L’occasione per ripensare in modo nuovo lo scalo nella Tuscia è la nomina di Gianluigi Di Palma,nuovo presidente Enac. Via libera ottenuto in commissione trasporti di Camera e Senato, col voto favorevole anche di Fratelli d’Italia.

“La presidenza a Di Palma può rivoluzionare il paradigma aeroportuale italiano – sostiene Mauro Rotelli – le premesse ci sono tutte. Vale per il sistema nazionale e naturalmente anche per quello regionale del Lazio”.

Particolare riferimento al terzo scalo, mai decollato. “Si deve ripensare il sistema degli aeroporti della regione con più poli – prosegue Rotelli – che redistribuiscano il pil collegato al volo”. Rispetto al passato, con un punto di vista nuovo, evitando la contrapposizione fra territori.

“Non è Viterbo contro Frosinone, ma Viterbo e Frosinone con caratteristiche e finalità diverse e compatibili. Viterbo con un’attenzione particolare al pubblico di nicchia, magari croceristi, uno scalo a servizio di Civitavecchia e della sua autorità di sistema portuale o dedicato ai pellegrini del prossimo Giubileo del 2025. Cosa di meglio che atterrare nell’Anno Santo, all’aeroporto di Viterbo – Città dei Papi?”.

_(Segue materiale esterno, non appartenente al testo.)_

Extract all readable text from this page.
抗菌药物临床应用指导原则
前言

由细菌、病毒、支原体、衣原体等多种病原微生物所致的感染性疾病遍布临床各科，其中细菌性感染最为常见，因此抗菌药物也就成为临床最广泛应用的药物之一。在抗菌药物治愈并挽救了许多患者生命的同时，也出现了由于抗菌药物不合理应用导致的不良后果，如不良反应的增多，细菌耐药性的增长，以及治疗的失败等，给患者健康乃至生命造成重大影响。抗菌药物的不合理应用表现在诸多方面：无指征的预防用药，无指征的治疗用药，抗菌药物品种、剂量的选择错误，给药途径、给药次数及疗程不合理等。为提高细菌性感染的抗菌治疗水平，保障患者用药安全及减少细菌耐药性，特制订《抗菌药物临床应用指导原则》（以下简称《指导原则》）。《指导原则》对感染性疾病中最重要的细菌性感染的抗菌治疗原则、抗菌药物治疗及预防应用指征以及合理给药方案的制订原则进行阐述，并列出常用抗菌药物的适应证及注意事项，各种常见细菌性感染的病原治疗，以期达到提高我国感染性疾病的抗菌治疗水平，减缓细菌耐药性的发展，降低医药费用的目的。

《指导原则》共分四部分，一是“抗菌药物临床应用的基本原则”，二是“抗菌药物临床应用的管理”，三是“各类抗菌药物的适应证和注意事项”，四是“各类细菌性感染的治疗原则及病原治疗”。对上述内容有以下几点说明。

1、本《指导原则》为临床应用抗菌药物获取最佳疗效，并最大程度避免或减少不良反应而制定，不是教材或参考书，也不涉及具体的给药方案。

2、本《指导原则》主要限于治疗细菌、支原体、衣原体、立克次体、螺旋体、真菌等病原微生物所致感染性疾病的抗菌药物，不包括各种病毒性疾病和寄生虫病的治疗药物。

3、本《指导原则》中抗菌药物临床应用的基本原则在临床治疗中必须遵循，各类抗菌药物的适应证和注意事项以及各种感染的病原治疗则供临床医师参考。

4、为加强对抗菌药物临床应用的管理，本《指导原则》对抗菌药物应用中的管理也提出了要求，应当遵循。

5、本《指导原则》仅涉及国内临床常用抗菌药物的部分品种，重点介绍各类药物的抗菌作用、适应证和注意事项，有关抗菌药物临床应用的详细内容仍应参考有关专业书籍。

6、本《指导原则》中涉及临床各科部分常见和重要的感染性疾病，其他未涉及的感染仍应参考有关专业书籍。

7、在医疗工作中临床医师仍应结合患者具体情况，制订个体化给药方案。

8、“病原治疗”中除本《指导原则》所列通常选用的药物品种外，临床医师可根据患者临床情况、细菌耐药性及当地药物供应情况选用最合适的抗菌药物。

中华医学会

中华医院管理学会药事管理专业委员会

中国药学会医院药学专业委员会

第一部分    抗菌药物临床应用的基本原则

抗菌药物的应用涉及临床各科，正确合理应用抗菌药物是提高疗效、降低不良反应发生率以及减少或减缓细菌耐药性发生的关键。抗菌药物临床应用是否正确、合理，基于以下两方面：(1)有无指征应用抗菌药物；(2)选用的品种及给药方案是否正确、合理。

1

L’idea è suggestiva: “Una sfida, lasciata in sospeso anni fa, che da un nuovo e aggiornato punto di vista, può essere affrontata con chiarezza e determinazione. L’esperienza del sistema territoriale per il Frecciarossa ad Orte insegna”.

Con Di Palma all’Enac, Rotelli e i suoi colleghi di partito in commissione Trasporti alla Camera, Silvestroni, Albano, auspicano un rilancio dell’aviazione civile italiana.

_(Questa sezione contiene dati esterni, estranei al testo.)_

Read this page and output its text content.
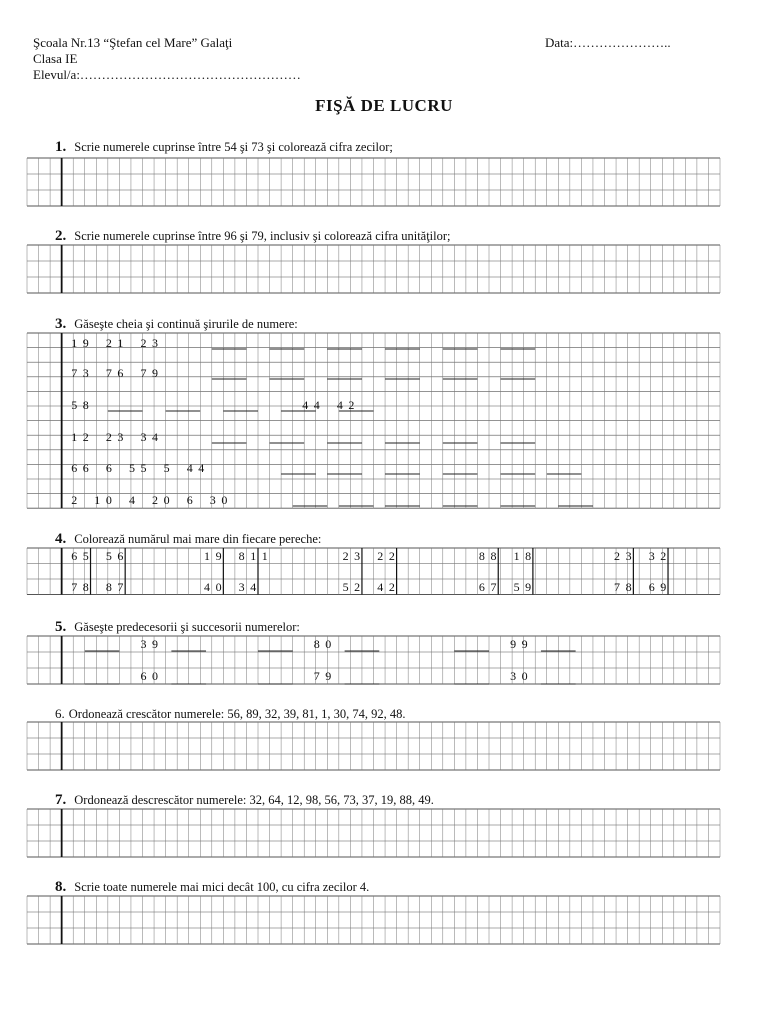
Şcoala Nr.13 “Ştefan cel Mare” Galaţi
Clasa IE
Elevul/a:……………………………………………
Data:…………………..
FIŞĂ DE LUCRU
1. Scrie numerele cuprinse între 54 şi 73 şi colorează cifra zecilor;
2. Scrie numerele cuprinse între 96 şi 79, inclusiv şi colorează cifra unităţilor;
3. Găseşte cheia şi continuă şirurile de numere:
4. Colorează numărul mai mare din fiecare pereche:
5. Găseşte predecesorii şi succesorii numerelor:
6. Ordonează crescător numerele: 56, 89, 32, 39, 81, 1, 30, 74, 92, 48.
7. Ordonează descrescător numerele: 32, 64, 12, 98, 56, 73, 37, 19, 88, 49.
8. Scrie toate numerele mai mici decât 100, cu cifra zecilor 4.
1 9 2 1 2 3
7 3 7 6 7 9
5 8	4 4 4 2
1 2 2 3 3 4
6 6 6 5 5 5 4 4
2 1 0 4 2 0 6 3 0
6 5 5 6
7 8 8 7
1 9 8 1 1
4 0 3 4
2 3 2 2
5 2 4 2
8 8 1 8
6 7 5 9
2 3 3 2
7 8 6 9
3 9
6 0
8 0
7 9
9 9
3 0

“Sono necessarie – sostengono – nuove strategie e un’organizzazione efficiente ed efficace. Riteniamo fondamentale lavorare sulla riorganizzazione e sull’implementazione degli scali nazionali più importanti, quelli lombardi e quelli laziali, per aumentare la competitività degli aeroporti italiani e migliorare la capacità di rispondere alle richieste del mercato”.